Many of the oft-suggested alternatives are characterized by corny triumphalism or smarmy patriotism (“America the Beautiful,” “My Country ’Tis of Thee,” or “Columbia the Gem of the Ocean”). The best of the front-runners is undoubtedly Woody Guthrie’s folksy “This Land Is Your Land.”
The blues, however, has a lot going for it as a long-shot candidate. Blues may be America’s greatest cultural gift to the world; if not, it’s certainly on the short list. It was the key contributor to the origins of jazz, rock and roll, funk, soul, R&B, and hip hop, and it deeply influenced country and western and bluegrass music as well. Without blues, it’s fair to say, there might be little recognizably American music. Blues embodies human resilience in the face of adversity and suffering. It’s therefore the perfect musical tonic for a nation founded on slavery and genocide (Native Americans have the incentive to play the blues with genuine feeling; check out Cecil Gray’s “Native Blues”), and a country of extreme economic inequality whose fossil-fueled luck is starting to run out.
Indeed, Americans will have plenty of reasons to sing the blues as this century wears on—as their nation’s oil and gas production inevitably declines; as climate change worsens droughts, wildfires, and megastorms; as decades of unsustainable economic growth turn to decades of contraction; as mountains of government, corporate, and consumer debt come due; and as festering resentments (urban/rural, racial, and regional) further erode an already fraying set of norms that enable political and legal systems to function.

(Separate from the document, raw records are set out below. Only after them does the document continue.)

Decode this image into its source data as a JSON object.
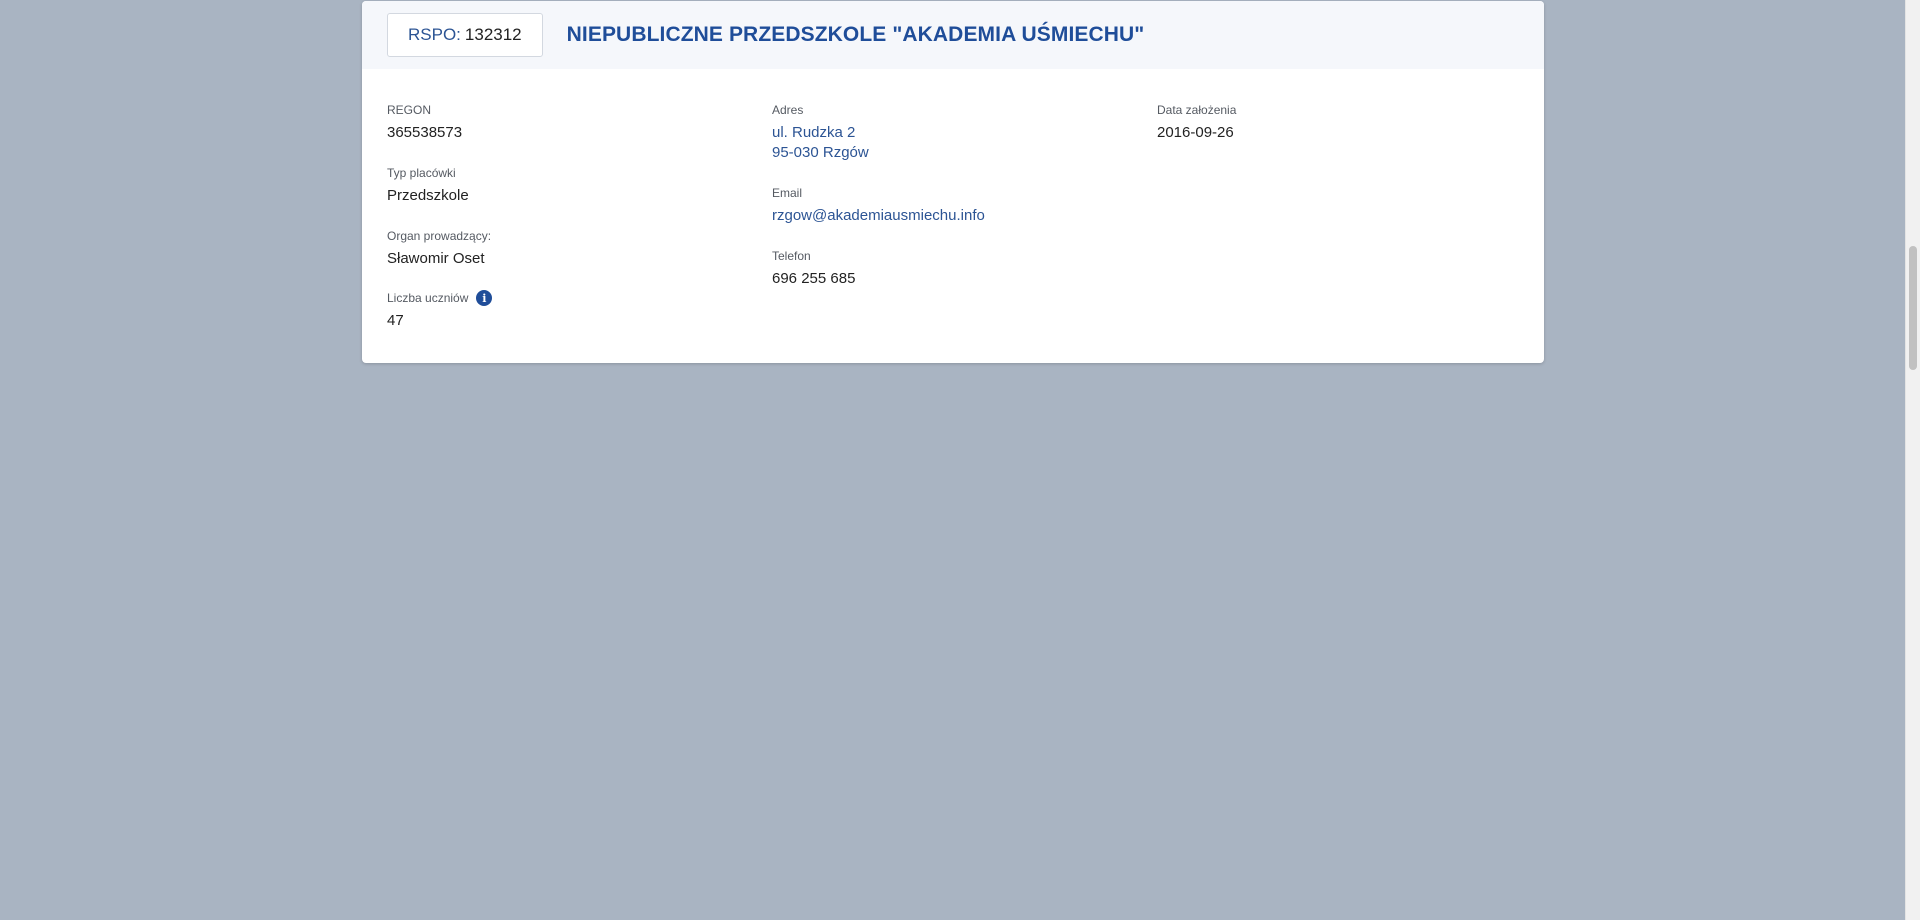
{
  "header": {
    "rspo_label": "RSPO:",
    "rspo_value": "132312",
    "school_name": "NIEPUBLICZNE PRZEDSZKOLE \"AKADEMIA UŚMIECHU\""
  },
  "fields": {
    "regon": {
      "label": "REGON",
      "value": "365538573"
    },
    "type": {
      "label": "Typ placówki",
      "value": "Przedszkole"
    },
    "organ": {
      "label": "Organ prowadzący:",
      "value": "Sławomir Oset"
    },
    "students": {
      "label": "Liczba uczniów",
      "value": "47",
      "icon": "info-icon"
    },
    "address": {
      "label": "Adres",
      "line1": "ul. Rudzka 2",
      "line2": "95-030 Rzgów"
    },
    "email": {
      "label": "Email",
      "value": "rzgow@akademiausmiechu.info"
    },
    "phone": {
      "label": "Telefon",
      "value": "696 255 685"
    },
    "founded": {
      "label": "Data założenia",
      "value": "2016-09-26"
    }
  },
  "colors": {
    "background": "#a9b4c2",
    "accent": "#1f4d99",
    "link": "#2c5494"
  }
}
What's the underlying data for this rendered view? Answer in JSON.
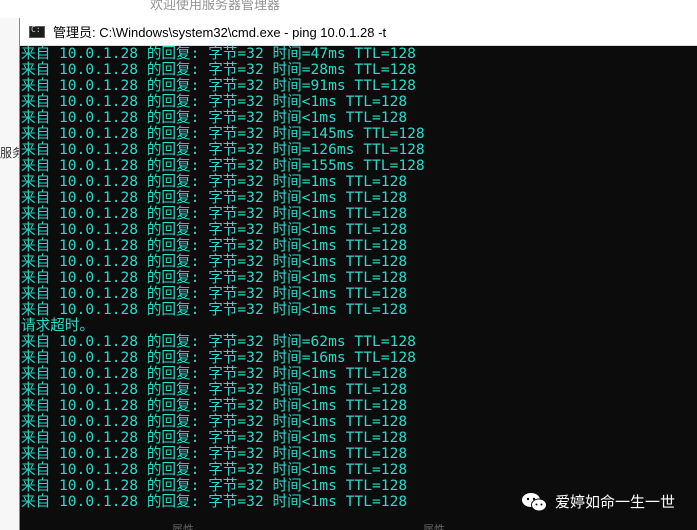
{
  "background": {
    "window_title": "欢迎使用服务器管理器",
    "sidebar_text": "服务",
    "bottom_left": "属性",
    "bottom_right": "属性"
  },
  "window": {
    "icon": "cmd-icon",
    "title": "管理员: C:\\Windows\\system32\\cmd.exe - ping  10.0.1.28 -t"
  },
  "console": {
    "lines": [
      "来自 10.0.1.28 的回复: 字节=32 时间=47ms TTL=128",
      "来自 10.0.1.28 的回复: 字节=32 时间=28ms TTL=128",
      "来自 10.0.1.28 的回复: 字节=32 时间=91ms TTL=128",
      "来自 10.0.1.28 的回复: 字节=32 时间<1ms TTL=128",
      "来自 10.0.1.28 的回复: 字节=32 时间<1ms TTL=128",
      "来自 10.0.1.28 的回复: 字节=32 时间=145ms TTL=128",
      "来自 10.0.1.28 的回复: 字节=32 时间=126ms TTL=128",
      "来自 10.0.1.28 的回复: 字节=32 时间=155ms TTL=128",
      "来自 10.0.1.28 的回复: 字节=32 时间=1ms TTL=128",
      "来自 10.0.1.28 的回复: 字节=32 时间<1ms TTL=128",
      "来自 10.0.1.28 的回复: 字节=32 时间<1ms TTL=128",
      "来自 10.0.1.28 的回复: 字节=32 时间<1ms TTL=128",
      "来自 10.0.1.28 的回复: 字节=32 时间<1ms TTL=128",
      "来自 10.0.1.28 的回复: 字节=32 时间<1ms TTL=128",
      "来自 10.0.1.28 的回复: 字节=32 时间<1ms TTL=128",
      "来自 10.0.1.28 的回复: 字节=32 时间<1ms TTL=128",
      "来自 10.0.1.28 的回复: 字节=32 时间<1ms TTL=128",
      "请求超时。",
      "来自 10.0.1.28 的回复: 字节=32 时间=62ms TTL=128",
      "来自 10.0.1.28 的回复: 字节=32 时间=16ms TTL=128",
      "来自 10.0.1.28 的回复: 字节=32 时间<1ms TTL=128",
      "来自 10.0.1.28 的回复: 字节=32 时间<1ms TTL=128",
      "来自 10.0.1.28 的回复: 字节=32 时间<1ms TTL=128",
      "来自 10.0.1.28 的回复: 字节=32 时间<1ms TTL=128",
      "来自 10.0.1.28 的回复: 字节=32 时间<1ms TTL=128",
      "来自 10.0.1.28 的回复: 字节=32 时间<1ms TTL=128",
      "来自 10.0.1.28 的回复: 字节=32 时间<1ms TTL=128",
      "来自 10.0.1.28 的回复: 字节=32 时间<1ms TTL=128",
      "来自 10.0.1.28 的回复: 字节=32 时间<1ms TTL=128"
    ]
  },
  "watermark": {
    "icon": "wechat-icon",
    "text": "爱婷如命一生一世"
  },
  "colors": {
    "console_text": "#2bd9c8",
    "console_bg": "#0c0c0c",
    "title_bar": "#ffffff"
  }
}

The key to national survival will be a collective willingness to share the pain (instead of blaming scapegoats), celebrate our common humanity, and build a new culture that’s both ecological and humane. I can think of no music more fitting as a soundtrack for that enterprise than the blues.

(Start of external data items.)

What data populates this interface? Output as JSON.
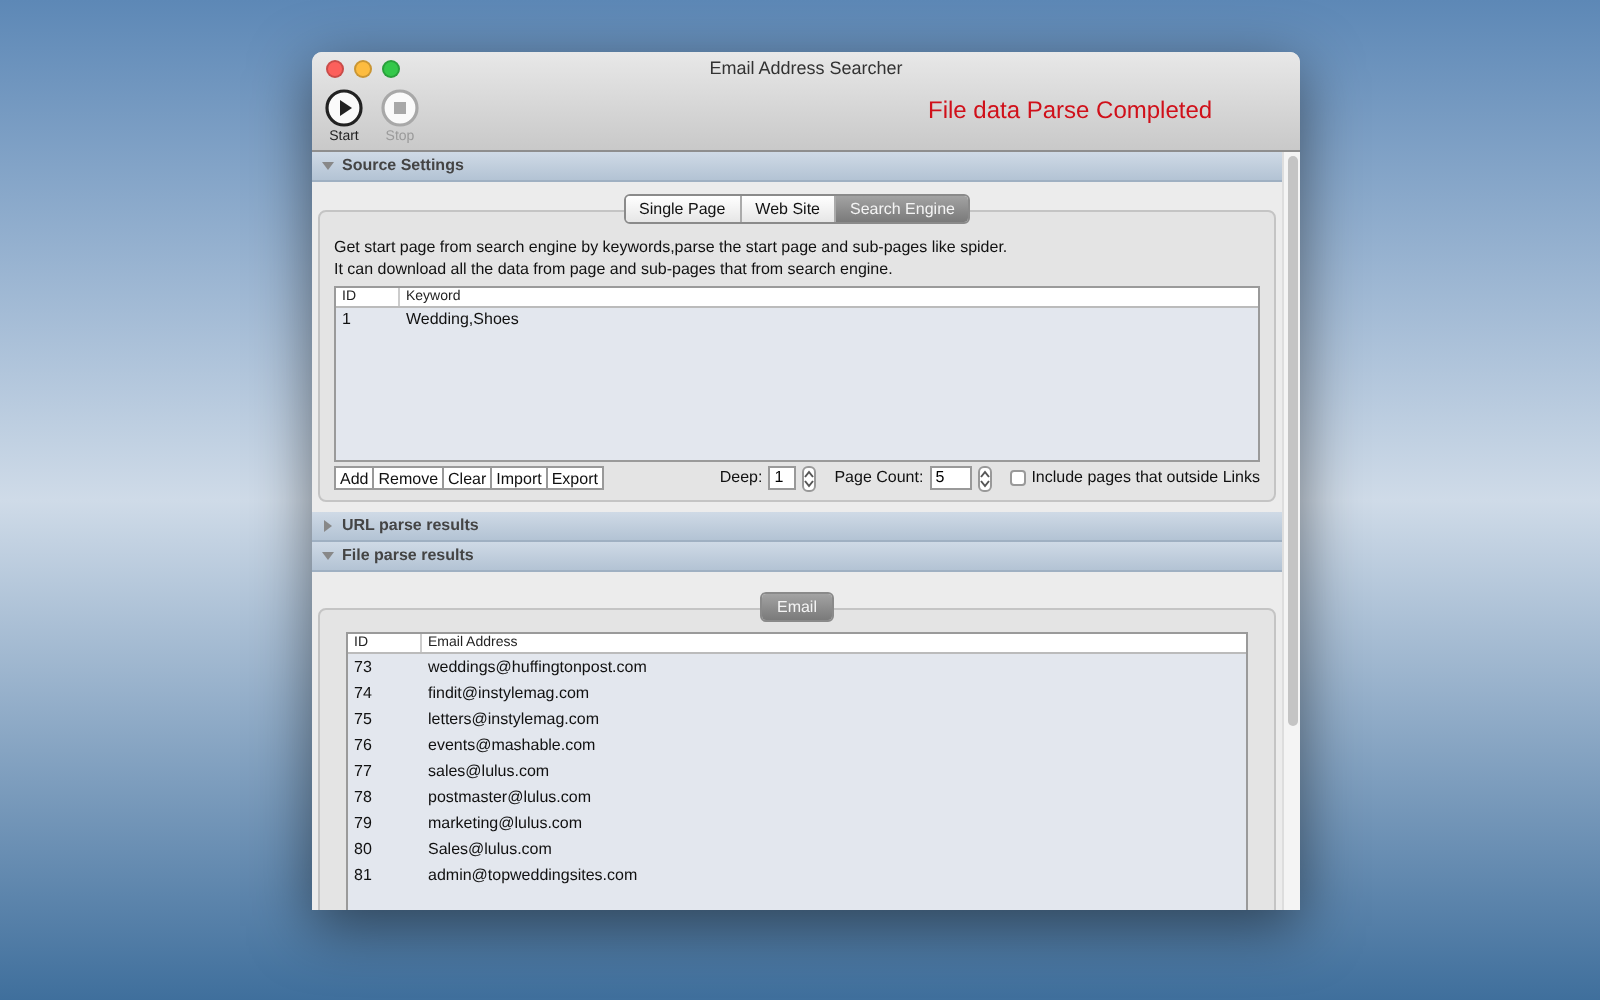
{
  "window": {
    "title": "Email Address Searcher"
  },
  "toolbar": {
    "buttons": [
      {
        "label": "Start",
        "kind": "play",
        "disabled": false
      },
      {
        "label": "Stop",
        "kind": "stop",
        "disabled": true
      }
    ],
    "status": "File data Parse Completed"
  },
  "sections": [
    {
      "title": "Source Settings",
      "expanded": true,
      "kind": "source"
    },
    {
      "title": "URL parse results",
      "expanded": false
    },
    {
      "title": "File parse results",
      "expanded": true,
      "kind": "file"
    }
  ],
  "source": {
    "tabs": [
      {
        "label": "Single Page",
        "selected": false
      },
      {
        "label": "Web Site",
        "selected": false
      },
      {
        "label": "Search Engine",
        "selected": true
      }
    ],
    "description": [
      "Get start page from search engine by keywords,parse the start page and sub-pages like spider.",
      "It can download all the data from page and sub-pages that from search engine."
    ],
    "table": {
      "columns": [
        "ID",
        "Keyword"
      ],
      "rows": [
        [
          "1",
          "Wedding,Shoes"
        ]
      ]
    },
    "buttons": [
      "Add",
      "Remove",
      "Clear",
      "Import",
      "Export"
    ],
    "deep": {
      "label": "Deep:",
      "value": "1"
    },
    "page_count": {
      "label": "Page Count:",
      "value": "5"
    },
    "include_outside": {
      "label": "Include pages that outside Links",
      "checked": false
    }
  },
  "results": {
    "tabs": [
      {
        "label": "Email",
        "selected": true
      }
    ],
    "table": {
      "columns": [
        "ID",
        "Email Address"
      ],
      "rows": [
        [
          "73",
          "weddings@huffingtonpost.com"
        ],
        [
          "74",
          "findit@instylemag.com"
        ],
        [
          "75",
          "letters@instylemag.com"
        ],
        [
          "76",
          "events@mashable.com"
        ],
        [
          "77",
          "sales@lulus.com"
        ],
        [
          "78",
          "postmaster@lulus.com"
        ],
        [
          "79",
          "marketing@lulus.com"
        ],
        [
          "80",
          "Sales@lulus.com"
        ],
        [
          "81",
          "admin@topweddingsites.com"
        ]
      ]
    }
  }
}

One argument against the blues as America’s national anthem is simply that blues is more of a musical genre than a specific composition. Should a particular blues song be proposed to Congress?

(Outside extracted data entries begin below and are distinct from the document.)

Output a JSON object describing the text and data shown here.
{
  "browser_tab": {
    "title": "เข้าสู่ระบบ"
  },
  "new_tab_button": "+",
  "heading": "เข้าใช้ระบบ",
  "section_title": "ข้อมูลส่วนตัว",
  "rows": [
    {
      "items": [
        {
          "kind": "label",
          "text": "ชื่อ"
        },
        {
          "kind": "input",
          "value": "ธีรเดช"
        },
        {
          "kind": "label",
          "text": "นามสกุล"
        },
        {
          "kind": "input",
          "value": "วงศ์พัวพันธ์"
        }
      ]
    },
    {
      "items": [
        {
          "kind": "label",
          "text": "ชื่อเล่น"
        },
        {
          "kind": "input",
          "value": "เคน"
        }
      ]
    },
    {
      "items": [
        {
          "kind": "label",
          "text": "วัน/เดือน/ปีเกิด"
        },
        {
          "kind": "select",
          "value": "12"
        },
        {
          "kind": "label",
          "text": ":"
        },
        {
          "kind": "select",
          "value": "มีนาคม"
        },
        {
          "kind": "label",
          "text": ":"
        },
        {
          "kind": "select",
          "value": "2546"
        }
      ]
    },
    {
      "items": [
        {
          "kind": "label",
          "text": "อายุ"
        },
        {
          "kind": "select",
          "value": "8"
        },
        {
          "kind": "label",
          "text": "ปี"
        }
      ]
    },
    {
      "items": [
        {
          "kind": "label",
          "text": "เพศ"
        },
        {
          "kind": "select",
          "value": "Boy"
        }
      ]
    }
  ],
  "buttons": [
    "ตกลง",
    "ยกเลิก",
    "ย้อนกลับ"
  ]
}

If so, then first consideration should go to the works of Bessie Smith, who wrote and performed many of the most popular blues ballads of the last century; my personal pick (an admittedly idiosyncratic one) would be her “Dirty No-Gooder’s Blues.” Then there’s B.B. King’s “Every Day I Have the Blues” and Robert Johnson’s “Hellhound on My Trail.” For boomers and rockers, a top choice might be Jimi Hendrix’s “Voodoo Child.”
The possibilities are nearly endless. But why should we be required to choose? Maybe each official occasion could open with a different blues song.
Of course, the chances of Marsalis’s suggestion being taken up by officials in Washington are virtually zip. But I still dream of a World Series game kicking off with a rousing, full-throated chorus of Willie Dixon’s “Wang Dang Doodle.” In that fantasy future America might actually redeem itself.
[*] Marsalis made the same suggestion on page 50 of his book Moving to Higher Ground (2008).